Practically speaking, for Caulley this might mean giving pause before sending an email or making a phone call. “Be more mindful of what that person is going through at that particular point in time,” Caulley urged. “Respond rather than react. It’s certainly always my preference to have a conversation with somebody, particularly about difficult issues.”
Implicit in this approach is the need to effectively allot time to just ‘be human’. In Caulley’s office, this involves a regular half-hour morning tea. “It’s an opportunity to take a break and connect with the team. Everyone in the firm stops, vents about things that are going on in our respective days, gets to know each other and has a bit of a laugh. At the end of that half hour, you do go back to your desk and focus. You’re less inclined to pop into people’s offices and have a chat.”

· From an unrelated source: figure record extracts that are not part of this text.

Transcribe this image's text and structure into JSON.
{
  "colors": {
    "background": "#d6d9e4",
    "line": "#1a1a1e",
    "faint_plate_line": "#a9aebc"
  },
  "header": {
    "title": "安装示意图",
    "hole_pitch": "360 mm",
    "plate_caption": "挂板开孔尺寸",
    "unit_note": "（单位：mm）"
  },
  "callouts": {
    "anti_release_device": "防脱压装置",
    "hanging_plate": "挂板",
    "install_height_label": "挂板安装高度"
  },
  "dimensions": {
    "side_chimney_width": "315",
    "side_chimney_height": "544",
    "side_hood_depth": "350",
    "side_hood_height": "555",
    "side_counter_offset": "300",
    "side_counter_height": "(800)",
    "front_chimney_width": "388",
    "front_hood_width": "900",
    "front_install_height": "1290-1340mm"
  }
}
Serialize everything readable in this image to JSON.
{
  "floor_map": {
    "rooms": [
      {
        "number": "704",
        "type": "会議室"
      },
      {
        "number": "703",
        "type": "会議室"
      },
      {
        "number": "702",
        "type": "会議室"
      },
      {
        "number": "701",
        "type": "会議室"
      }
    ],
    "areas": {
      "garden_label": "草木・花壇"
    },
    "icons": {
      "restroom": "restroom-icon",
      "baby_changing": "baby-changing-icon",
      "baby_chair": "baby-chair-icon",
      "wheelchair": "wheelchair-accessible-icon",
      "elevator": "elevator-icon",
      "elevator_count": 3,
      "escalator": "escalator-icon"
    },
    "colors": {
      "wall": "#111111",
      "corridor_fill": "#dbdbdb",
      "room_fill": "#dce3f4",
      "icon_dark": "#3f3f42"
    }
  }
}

“I think there are ways to carve out time in your own way. It doesn’t have to cost a lot or take a lot of time. It’s about honing in to what works for you. It could be a jog during lunch or fifteen minutes of stretches in the morning.”
For younger lawyers in a competitive job market, Caulley advised authenticity. “It’s really important to be you. It’s easy to have pre-conceived ideas about your goals, and how quickly you should achieve them.”
Rather than a guarded, goal-driven approach, Caulley suggested seeking out mentors and building relationships with people “able to bring out the best in you.”
“Be really friendly and helpful – if you give that out, people will reciprocate. I’ve been so fortunate to work with some amazing people, and I’ve been able to take little bits of the way they do things and make them my own, in a way that’s authentic to me.”